Sell bet for $0.50 that A is false, payoff $1 if correct

Sell bet for $0.25 that A & B are both true, payoff $1 if correct

The expected amount we must pay out is 0.5*$1 + 0.25*$1 = $0.75, which is how much we are selling the bets for, so everything seems fair to us.

Someone who understands that A->B will happily buy these bets from us, since they know that "not A" and "A & B" are actually equivalent to "not A" and "A", i.e. he knows P(not A) + P(A & B) = 1, so he wins $1 from us no matter what is the case, making a profit of $0.25. So that seems to show that we are being incoherent if we don't know that A->B.

But now consider the following scenario; instead of having the logical relation that A->B, say that our opponent just has some extra empirical information D that we do not, so that for him P(B|A,D) = 1. For him, then, he would still say that

P(not A | D) + P(A & B | D) = P(not A | D) + P(B|A,D)*P(A|D) = P(not A|D) + P(A|D) = 1

so that we, who do not know D, could still be screwed by the same kind of trade as in the first example. But then, this is sort of obviously possible, since having more information than your opponent *should* give you a betting advantage. But both situations seem equivalently bad for us, so why are we being incoherent in the first example, but not in the second? Or am I still missing something?

10y30

That sounds to me more like an argument for needing lower p-values, not higher ones. If there are many confounding factors, you need a higher threshold of evidence for claiming that you are seeing a real effect.

Physicists need low p-values for a different reason, namely that they do very large numbers of statistical tests.
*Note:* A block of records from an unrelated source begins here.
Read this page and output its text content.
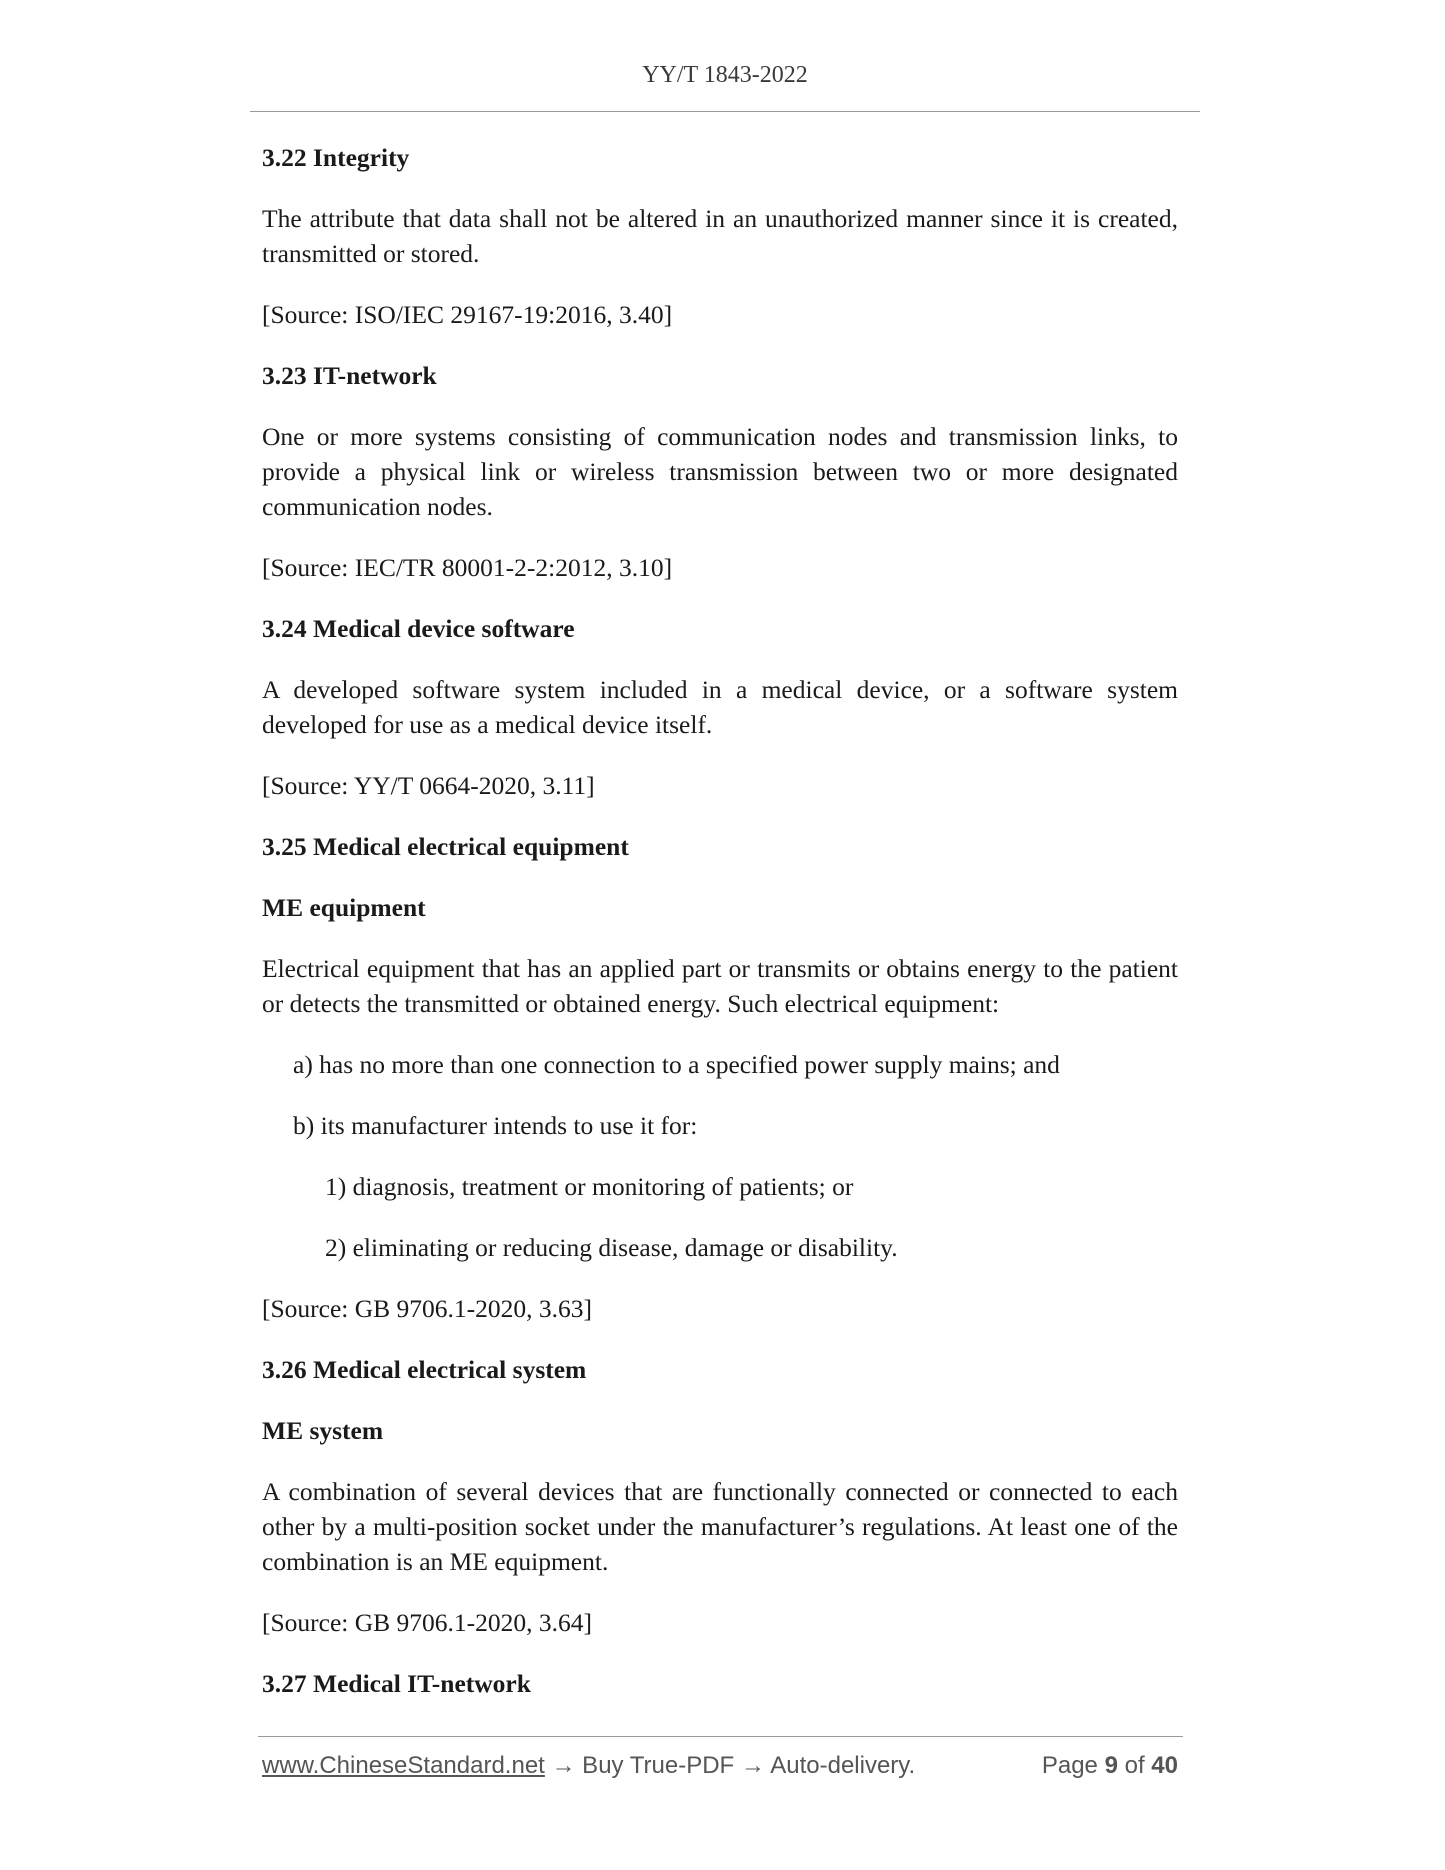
YY/T 1843-2022

3.22 Integrity

The attribute that data shall not be altered in an unauthorized manner since it is created, transmitted or stored.

[Source: ISO/IEC 29167-19:2016, 3.40]

3.23 IT-network

One or more systems consisting of communication nodes and transmission links, to provide a physical link or wireless transmission between two or more designated communication nodes.

[Source: IEC/TR 80001-2-2:2012, 3.10]

3.24 Medical device software

A developed software system included in a medical device, or a software system developed for use as a medical device itself.

[Source: YY/T 0664-2020, 3.11]

3.25 Medical electrical equipment

ME equipment

Electrical equipment that has an applied part or transmits or obtains energy to the patient or detects the transmitted or obtained energy. Such electrical equipment:

a) has no more than one connection to a specified power supply mains; and

b) its manufacturer intends to use it for:

1) diagnosis, treatment or monitoring of patients; or

2) eliminating or reducing disease, damage or disability.

[Source: GB 9706.1-2020, 3.63]

3.26 Medical electrical system

ME system

A combination of several devices that are functionally connected or connected to each other by a multi-position socket under the manufacturer’s regulations. At least one of the combination is an ME equipment.

[Source: GB 9706.1-2020, 3.64]

3.27 Medical IT-network

www.ChineseStandard.net → Buy True-PDF → Auto-delivery.	Page 9 of 40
If you choose p=0.05 as your threshold then it means that you are going to be claiming a false detection at least one time in twenty (roughly speaking), so if physicists did this they would be claiming false detections every other day and their credibility would plummet like a rock.

10y00

Is there any more straightforward way to see the problem? I argued with you about this for a while and I think you convinced me, but it is still a little foggy. If there is a consistency problem, surely this means that we must be vulnerable to Dutch books doesn't it? I.e. they would not seem to be Dutch books to us, with our limited resources, but a superior intelligence would know that they were and would use them to con us out of utility. Do you know of some argument like this?

10y00

Very well, then i will wait for the next entry. But i thought the fact that we were explicitly discussing things the robot could not compute made it clear that resources were limited. There is clearly no such thing as logical uncertainty to the magic logic god of the idealised case.

10y00

No we aren't, we're discussing a robot with finite resources. I obviously agree that an omnipotent god of logic can skip these problems.

10y-10

It was your example, not mine. But you made the contradictory postulate that P("wet outside"|"rain")=1 follows from the robots prior knowledge and the probability axioms, and simultaneously that the robot was unable to compute this. To correct this I alter the robots probabilities such that P("wet outside"|"rain")=0.5 until such time as it has obtained a proof that "rain" correlates 100% with "wet outside". Of course the axioms don't determine this; it is part of the robots prior, which is not determined by any axioms.

You haven't convinced nor shown me that this violates Cox's theorem. I admit I have not tried to follow the proof of this theorem myself, but my understanding was that the requirement you speak of is that the probabilistic logic reproduces classical logic in the limit of certainty. Here, the robot is not in the limit of certainty because it cannot compute the required proof. So we should not expect to get the classical logic until updating on the proof and achieving said certainty.

10y-20

You haven't been very specific about what you think I'm doing incorrectly so it is kind of hard to figure out what you are objecting to. I corrected your example to what I think it should be so that it satisfies the product rule; where's the problem? How do you propose that the robot can possibly set P("wet outside"|"rain")=1 when it can't do the calculation?

Keynes in his "Treatise on probability" talks a lot about analogies in the sense you use it here, particularly in "part 3: induction and analogy". You might find it interesting.